Chapter 12 - Jatuh Cinta

"Yang kau kira kenal, belum tentu kau sudah benar-benar mengenalnya."

_____________________________________________________

Senja duduk dengan cemas di kursi yang tepat berada di sebelah ranjang tempat Bima terbaring. Sejak kejadian malam tadi, Bima belum juga sadarkan diri sampai saat ini. Senja menatap Bima dengan rasa bersalahnya. Melihat kepala Bima yang dibalut perban membuat hati Senja semakin terasa amat sakit. Tidak seharusnya Bima terluka, harusnya Senja saja yang terluka.

Dari dokter yang keluar dari ruangan Bima, Senja berjam-jam terjaga menunggu Bima terbangun, dia takut Bima semakin memburuk meskipun dokter bilang Bima sudah membaik, tapi tetap saja kecemasan tak kunjung menghilang.

Gadis itu terus menggenggam tangan Bima, sesekali dia memejamkan mata untuk berdoa, berharap Bima membuka mata dan menatap Senja dengan senyuman khasnya.

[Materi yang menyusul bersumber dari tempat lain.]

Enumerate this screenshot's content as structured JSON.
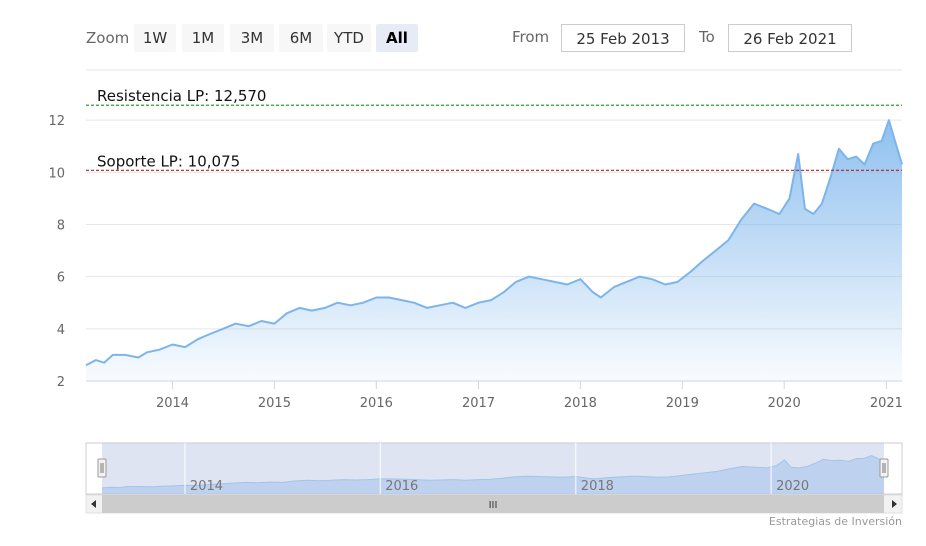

Tak lama kemudian, doa Senja terkabul, perlahan Bima menggerakan jari tangan lalu membuka kelompak matanya. Senja terkejut, dia hendak berdiri ingin segera memberi tahu dokter namun tangannya langsung dicekal oleh Bima. Senja menaikkan kedua alisnya, apakah Bima menginginkan sesuatu darinya?

"Ditungguin pacar saat sakit ternyata begini ya rasanya?" ucap Bima sangat lirih lalu meringis tanda masih terasa nyeri di lukanya.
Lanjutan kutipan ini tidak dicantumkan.